A hand goes around my face.
The smell of the cloth that's held over my mouth and nose is sweet, and I’m limp before I even register what’s happening.
Like sliding into a warm bath, my consciousness eases away to blackness.
26
HUNTER
Shifting back from an animal is less comfortable than becoming a bear. The retraction of bones and condensing of skin and sinew into a smaller form results in more pain. Shifting from a bear brain to a human brain is disorientating. We communicate through our minds when we’re bears. I have to remember to speak out loud when I’m newly human again. When we’re bears, I’m directly connected to my brothers. When we’re human, that connection becomes more tenuous, and I feel isolated in a way that prickles beneath my skin.

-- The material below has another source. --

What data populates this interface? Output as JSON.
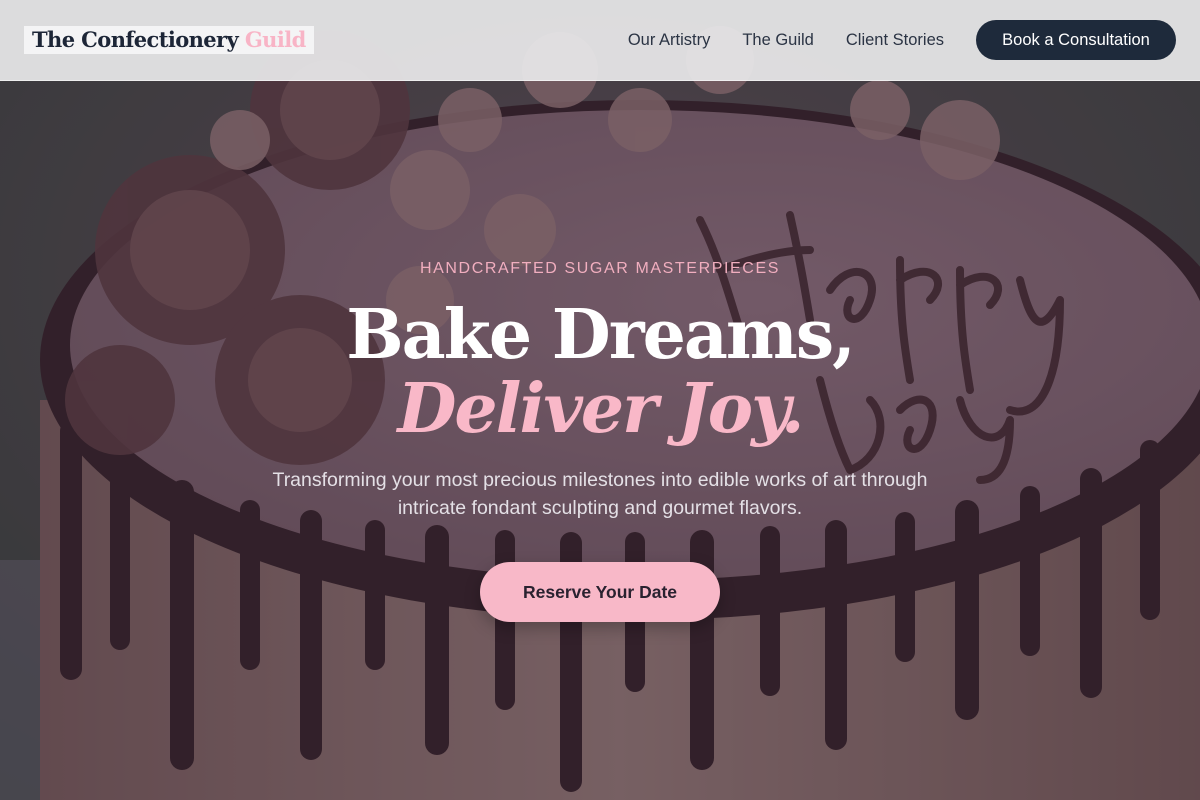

The air is cool against my naked body as I rise from a crouch. Steam rises as our temperature adjusts. I glance at Robert as he punches the code into the hidden external key safe. It’s the only secure way to get in and out of the house when we’ve shifted.
Inside, we dress, and Robert jogs up the stairs to check on Goldie. I wait at the bottom for him to knock, wanting to hear their exchange. When there’s no answer from inside the room, he throws open the door and curses. “She’s gone,” he says.
“What do you mean she’s gone?”
“Her bag and suitcase are gone,” he says.
“Fuck.”
Evan rushes into the kitchen like he expects to find her rustling up dinner, but even before he curses, I know she’s not there. We told her she was in danger, but she still chose the danger outside these walls over her perception of the danger inside them. She chose to risk her life with strangers rather than try to live with her mates. My father will be turning in his grave at how badly we’ve handled her arrival.
“Her car’s still here,” Evan points out. He jogs outside and returns with her suitcase. “She left on foot.”